Of course, combat veterans know better. We know what a grotesque reality it is to kill and be killed. It’s the harshest reality we’ve had to face. So why would those of us ‘in the know’ seek to face this reality again by seeking out this imagery? Are we subjecting ourselves to some kind of punishment? Not really.

Down there in the rabbit hole, we fumble around in the dark for reasons why we’re there. We look in every corner of our current reality to make sense of the emotions. But for the myriad of possibilities, there is one single reason why they really occur – it’s a memory. Immersing ourselves in the images and sounds of war allow us to establish a concrete, logical connection between the way we feel now and the way we felt then. It’s a reminder that we are not insane. Our bodies and minds just hold distinct, vivid memories, and those memories have powerful emotional content. We can make sense of it, and that understanding is somewhat of a comfort even if the mechanisms we use to comprehend it make us feel strange.

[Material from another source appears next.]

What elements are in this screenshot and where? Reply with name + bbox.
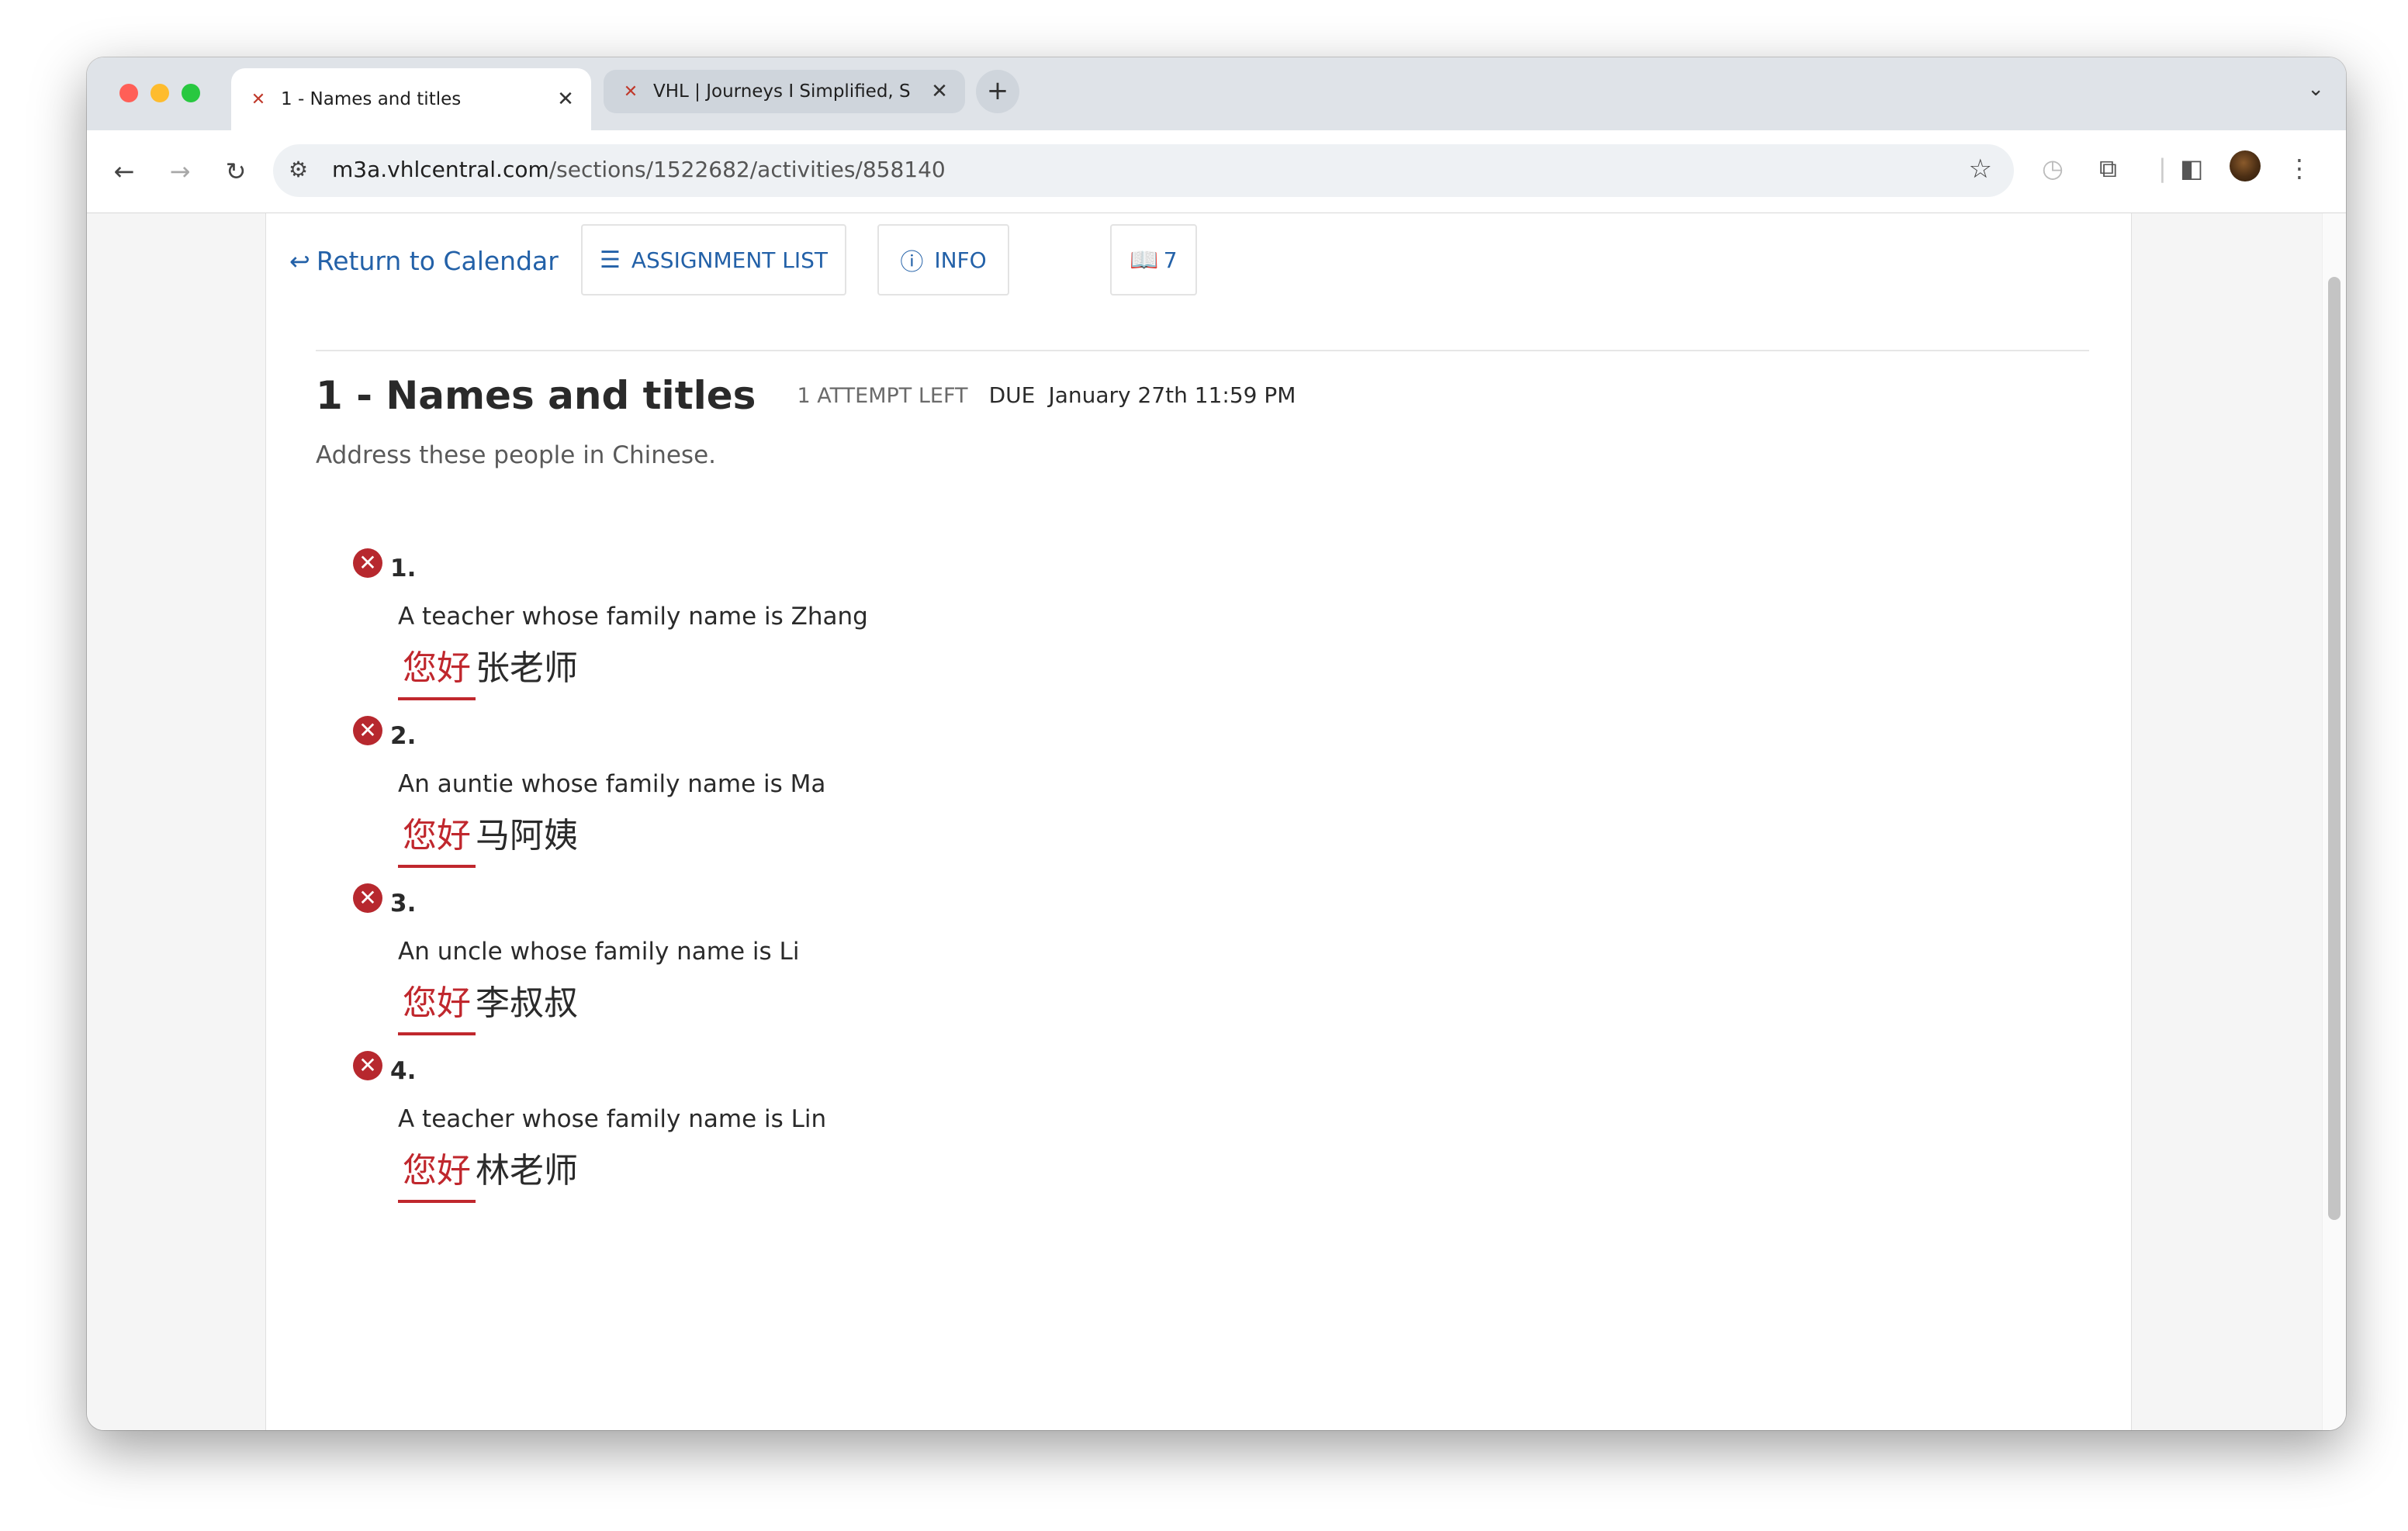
close-tab-icon[interactable]: ✕ <box>552 88 579 111</box>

Were Americans frank about their fascination with war and thorough in its desire to understand, we wouldn’t feel so uncomfortable about remembering. But we live in a conflicted society, one that alternates between peacemongering during war and warmongering in peace. Perhaps if the imagery of war and violence were packed with the horrible punch that we feel that fascination would dissipate. At the least, it would be understood for what it is.

So we write and attempt to tell stories to explain, to give a gateway into the emotional context that surrounds the phenomenon of war. We do so in the hopes that everyone can understand that it’s not really something we miss as much as it is something we can’t forget.

And we try to let others know that when they go chasing rabbits down those holes, they’re not alone.